A top official of the Sultanate of Oman has called for the revival of a proposal envisioning an overland oil pipeline connecting Saudi oilfields with an export terminal on Oman’s Arabian Sea coast.
Dr Said bin Mohammed al Saqri (pictured), Minister of Economy, underscored the significance of the pipeline initiative in an interview published in the latest edition of ‘Asharq Al-Awsat’, an Arabic international newspaper headquartered in London. The wide-ranging interview underlined the importance of a strategic crude oil pipeline link between Sultanate of Oman and Saudi in the context of recent efforts by the leaderships of the two countries to impart new momentum to bilateral and economic ties.

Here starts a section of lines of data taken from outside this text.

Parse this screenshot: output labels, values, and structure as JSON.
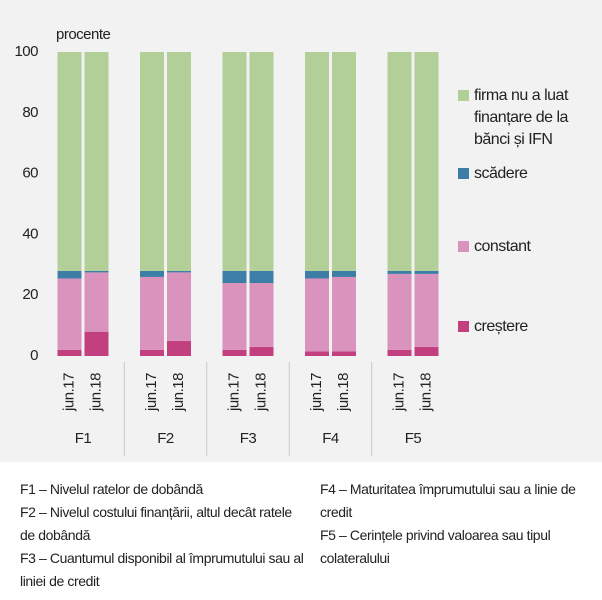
{
  "chart_data": {
    "type": "stacked_bar",
    "y_label": "procente",
    "groups": [
      "F1",
      "F2",
      "F3",
      "F4",
      "F5"
    ],
    "categories": [
      "jun.17",
      "jun.18",
      "jun.17",
      "jun.18",
      "jun.17",
      "jun.18",
      "jun.17",
      "jun.18",
      "jun.17",
      "jun.18"
    ],
    "series": [
      {
        "name": "creștere",
        "color": "#c2407f",
        "values": [
          2,
          8,
          2,
          5,
          2,
          3,
          1.5,
          1.5,
          2,
          3
        ]
      },
      {
        "name": "constant",
        "color": "#d993bd",
        "values": [
          23.5,
          19.5,
          24,
          22.5,
          22,
          21,
          24,
          24.5,
          25,
          24
        ]
      },
      {
        "name": "scădere",
        "color": "#3d7ea6",
        "values": [
          2.5,
          0.5,
          2,
          0.5,
          4,
          4,
          2.5,
          2,
          1,
          1
        ]
      },
      {
        "name": "firma nu a luat finanțare de la bănci și IFN",
        "color": "#b3cf98",
        "values": [
          72,
          72,
          72,
          72,
          72,
          72,
          72,
          72,
          72,
          72
        ]
      }
    ],
    "ylim": [
      0,
      100
    ],
    "yticks": [
      0,
      20,
      40,
      60,
      80,
      100
    ],
    "grid": false,
    "notes": [
      "F1 – Nivelul ratelor de dobândă",
      "F2 – Nivelul costului finanțării, altul decât ratele de dobândă",
      "F3 – Cuantumul disponibil al împrumutului sau al liniei de credit",
      "F4 – Maturitatea împrumutului sau a linie de credit",
      "F5 – Cerințele privind valoarea sau tipul colateralului"
    ]
  }
}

The idea of an oil pipeline providing an outlet for Saudi crude directly on the Arabian Sea coast, thus bypassing the contentious Hormuz Strait, has languished since it was first proposed in the early 1970s.
However, following the historic visit of His Majesty Sultan Haitham bin Tarik to Saudi Arabia in July this year, the proposal has gain traction among commentators on both sides.
The long-stalled initiative centres on a proposal for a large-capacity pipeline traversing The Empty Quarter as it travels diagonally across the breadth of the Sultanate of Oman before reaching the coast, possibly at Duqm, on the Arabian Sea. Given Saudi Arabia’s prodigious natural gas reserves, it would also make sense to include a gas pipeline as well.
While the Strait of Hormuz will remain the main gateway for the maritime transportation of the bulk of oil and gas exports from the Arabian Gulf region, the establishment of oil and gas pipelines cutting across the Sultanate of Oman en route to the Arabian Sea has become a subject of “paramount strategic importance”, said Dr Al Saqri in the interview.
The proposal to build an oil pipeline through the Sultanate of Oman en route to the Arabian Sea has existed since the 1970s, the Minister noted, adding that with recent commitments by the two sides to boost bilateral investment and trade relations, the revival and implementation of this initiative has become “strategically important”.
Bilateral trade between the two countries has soared to reach a value of $2.5 billion at the end of 2020, up from $1.4 billion in 2020, Dr Al Saqri said. The number of Saudi companies investing and operating in the Sultanate has also more than doubled to around 1,235 to date, up from 467 in 2010, he stated.
Commenting on the imminent opening of a new road linking Sultanate of Oman with Saudi Arabia, Dr Al Saqri said the carriageway will help unleash an array of trade and economic spinoffs for both countries.
‘Without a doubt, the road will contribute to facilitating trade and the movement of goods in a shorter time and at a lower cost, as it cuts the distance between the countries by about 800 kilometres while also bypassing other neighbouring countries. It will also pave the way for Saudi goods to enter the Sultanate for distribution not only within the different governorates of the country but also onward to other countries through Omani ports – and vice versa,” he explained.
Additionally, the new road will facilitate the easy and convenient overland movement of pilgrims headed to the holy places of Saudi Arabia, without the need to travel through third countries, he said.
“It is also hoped that the road will provide new opportunities for the emergence and growth of Omani and Saudi projects, such as those normally built alongside the road, as well as the possibility of benefiting from facilities currently available in both countries, such as industrial and free zones. It also opens up the possibility of establishing new areas along the border between the two countries, and the possibility of connecting the City of Duqm with the City of Neom in the Kingdom,” he added.